围观的老汉们哄笑起来,卖鸡蛋的王婆子趁机抓起根青瓜:"小汪啊,给婶子留点种......"
张铁柱的咳嗽声像砂纸擦过铁锅,人群立刻安静了。
他掏出钢笔在本子上划拉,汪宇瞥见"异常作物"几个字在纸页上张牙舞爪。
"北坡全是砂石地。"
钢笔尖突然指向汪宇鼻梁。
"去年公社勘测队说连草都长不旺。

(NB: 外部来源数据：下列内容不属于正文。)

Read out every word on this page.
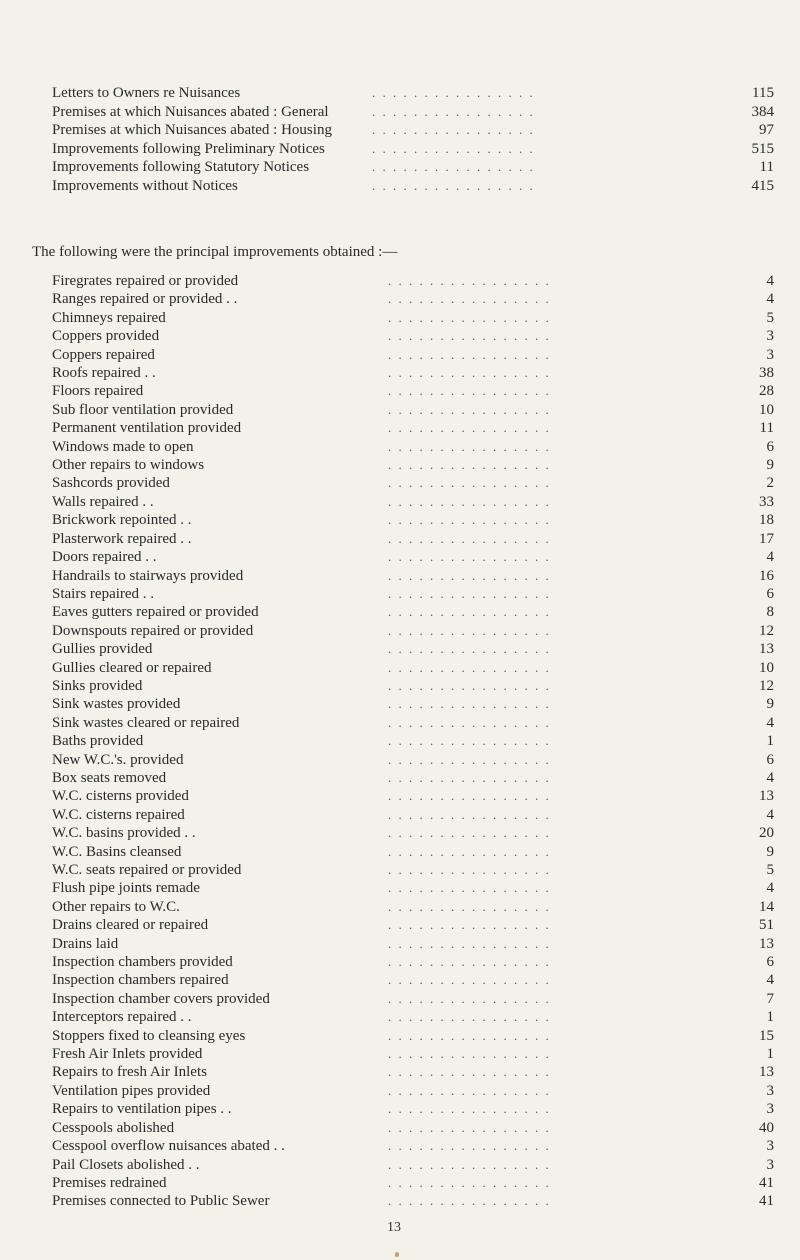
Letters to Owners re Nuisances	. . . . . . . . . . . . . . . .	115
Premises at which Nuisances abated : General	. . . . . . . . . . . . . . . .	384
Premises at which Nuisances abated : Housing	. . . . . . . . . . . . . . . .	97
Improvements following Preliminary Notices	. . . . . . . . . . . . . . . .	515
Improvements following Statutory Notices	. . . . . . . . . . . . . . . .	11
Improvements without Notices	. . . . . . . . . . . . . . . .	415
The following were the principal improvements obtained :—
Firegrates repaired or provided	. . . . . . . . . . . . . . . .	4
Ranges repaired or provided . .	. . . . . . . . . . . . . . . .	4
Chimneys repaired	. . . . . . . . . . . . . . . .	5
Coppers provided	. . . . . . . . . . . . . . . .	3
Coppers repaired	. . . . . . . . . . . . . . . .	3
Roofs repaired . .	. . . . . . . . . . . . . . . .	38
Floors repaired	. . . . . . . . . . . . . . . .	28
Sub floor ventilation provided	. . . . . . . . . . . . . . . .	10
Permanent ventilation provided	. . . . . . . . . . . . . . . .	11
Windows made to open	. . . . . . . . . . . . . . . .	6
Other repairs to windows	. . . . . . . . . . . . . . . .	9
Sashcords provided	. . . . . . . . . . . . . . . .	2
Walls repaired . .	. . . . . . . . . . . . . . . .	33
Brickwork repointed . .	. . . . . . . . . . . . . . . .	18
Plasterwork repaired . .	. . . . . . . . . . . . . . . .	17
Doors repaired . .	. . . . . . . . . . . . . . . .	4
Handrails to stairways provided	. . . . . . . . . . . . . . . .	16
Stairs repaired . .	. . . . . . . . . . . . . . . .	6
Eaves gutters repaired or provided	. . . . . . . . . . . . . . . .	8
Downspouts repaired or provided	. . . . . . . . . . . . . . . .	12
Gullies provided	. . . . . . . . . . . . . . . .	13
Gullies cleared or repaired	. . . . . . . . . . . . . . . .	10
Sinks provided	. . . . . . . . . . . . . . . .	12
Sink wastes provided	. . . . . . . . . . . . . . . .	9
Sink wastes cleared or repaired	. . . . . . . . . . . . . . . .	4
Baths provided	. . . . . . . . . . . . . . . .	1
New W.C.'s. provided	. . . . . . . . . . . . . . . .	6
Box seats removed	. . . . . . . . . . . . . . . .	4
W.C. cisterns provided	. . . . . . . . . . . . . . . .	13
W.C. cisterns repaired	. . . . . . . . . . . . . . . .	4
W.C. basins provided . .	. . . . . . . . . . . . . . . .	20
W.C. Basins cleansed	. . . . . . . . . . . . . . . .	9
W.C. seats repaired or provided	. . . . . . . . . . . . . . . .	5
Flush pipe joints remade	. . . . . . . . . . . . . . . .	4
Other repairs to W.C.	. . . . . . . . . . . . . . . .	14
Drains cleared or repaired	. . . . . . . . . . . . . . . .	51
Drains laid	. . . . . . . . . . . . . . . .	13
Inspection chambers provided	. . . . . . . . . . . . . . . .	6
Inspection chambers repaired	. . . . . . . . . . . . . . . .	4
Inspection chamber covers provided	. . . . . . . . . . . . . . . .	7
Interceptors repaired . .	. . . . . . . . . . . . . . . .	1
Stoppers fixed to cleansing eyes	. . . . . . . . . . . . . . . .	15
Fresh Air Inlets provided	. . . . . . . . . . . . . . . .	1
Repairs to fresh Air Inlets	. . . . . . . . . . . . . . . .	13
Ventilation pipes provided	. . . . . . . . . . . . . . . .	3
Repairs to ventilation pipes . .	. . . . . . . . . . . . . . . .	3
Cesspools abolished	. . . . . . . . . . . . . . . .	40
Cesspool overflow nuisances abated . .	. . . . . . . . . . . . . . . .	3
Pail Closets abolished . .	. . . . . . . . . . . . . . . .	3
Premises redrained	. . . . . . . . . . . . . . . .	41
Premises connected to Public Sewer	. . . . . . . . . . . . . . . .	41
13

"
冷汗顺着脊梁滑进裤腰,汪宇听见自己心跳声大得像生产队的铜锣。
篱笆墙外飘来炊烟,裹着谁家熬猪油的焦香,他突然想起空间里那些长得过分的藤蔓——昨晚收番茄时,有根藤须缠住了他的手腕,像条碧绿的小蛇。
"许是山神显灵呢!"
卖香烛的孙瘸子突然插话,他缺了食指的右手举着半截红蜡烛。
"我瞧小汪面相带福,昨儿个土地庙的香灰都结成莲花......"
"放你娘的屁!"
李大山把猎刀往案板上一剁,震得秤砣乱跳。
他揪住汪宇的衣领拎起来,露出后颈处三道淡粉色抓痕:"上个月我去北坡打獾子,怎么没见着甜泉?倒是瞧见野猫刨出截人骨头!"
人群里响起抽气声,几个挎篮的妇人悄悄退了两步。
汪宇感觉领口勒得喉咙生疼,余光瞥见张铁柱在本子上重重划了个圈。
晒场方向传来生产队收工的钟声,惊起群麻雀扑棱棱掠过供销社屋顶。
他突然咧嘴笑了,沾着泥的手指向西山:"要不现在带大伙儿去瞧瞧?"
这话像颗哑火的炮仗,炸得众人面面相觑。
李大山的手劲松了松,张铁柱的钢笔尖悬在本子上滴下团墨渍。
汪宇趁机挣脱开来,故意把补丁书包甩得哗啦响:"就是路不好走,得攀过野狼沟。"
暮色中的远山忽然传来声悠长的嗥叫,卖山货的赵老头烟袋锅差点掉地上:"使不得!那沟里的白毛狼去年叼走过孩子!"
人群顿时炸开锅,王婆子攥着青瓜直念佛,孙瘸子的蜡烛滚到汪宇脚边,融化的红蜡油像滩凝固的血。
"明早吧。"
张铁柱合上本子时,汪宇看见他虎口结痂的冻疮裂开了细纹。
"公社刘书记正好要来视察。"
他转身时中山装后襟蹭到肉案,蹭上一道油亮的痕迹,像条扭曲的蛇。
人群散尽后,汪宇蹲在供销社屋檐下系鞋带。
暗红色的糖纸从鞋垫下滑出来,钢笔字在暮色中泛着冷光。
他突然想起粮票堆里那颗蓝莹莹的碎石——今早空间系统突然震动时,虚拟面板弹出的坐标正指向野狼沟深处。
夜风卷着枯叶扫过晒谷场,远处林间闪过几点幽绿的光。
汪宇把粮票塞进贴身口袋,冰凉的纸片贴着心口,像揣着块寒铁。
他最后望了眼黑黢黢的北坡,那里的乱葬岗在月光下泛着磷火似的微光,隐约有什么东西在碎石间闪烁,像是谁撒了把蓝水晶。
暗河在溶洞里汩汩流淌,岩壁上的荧光苔藓忽明忽暗。
汪宇攥着的手电筒突然照见半截生锈的猎刀,刀柄上缠着褪色的红布条——和他今早见过的那把很像。
暗流突然卷来几片碎布,靛青色的,带着机油味。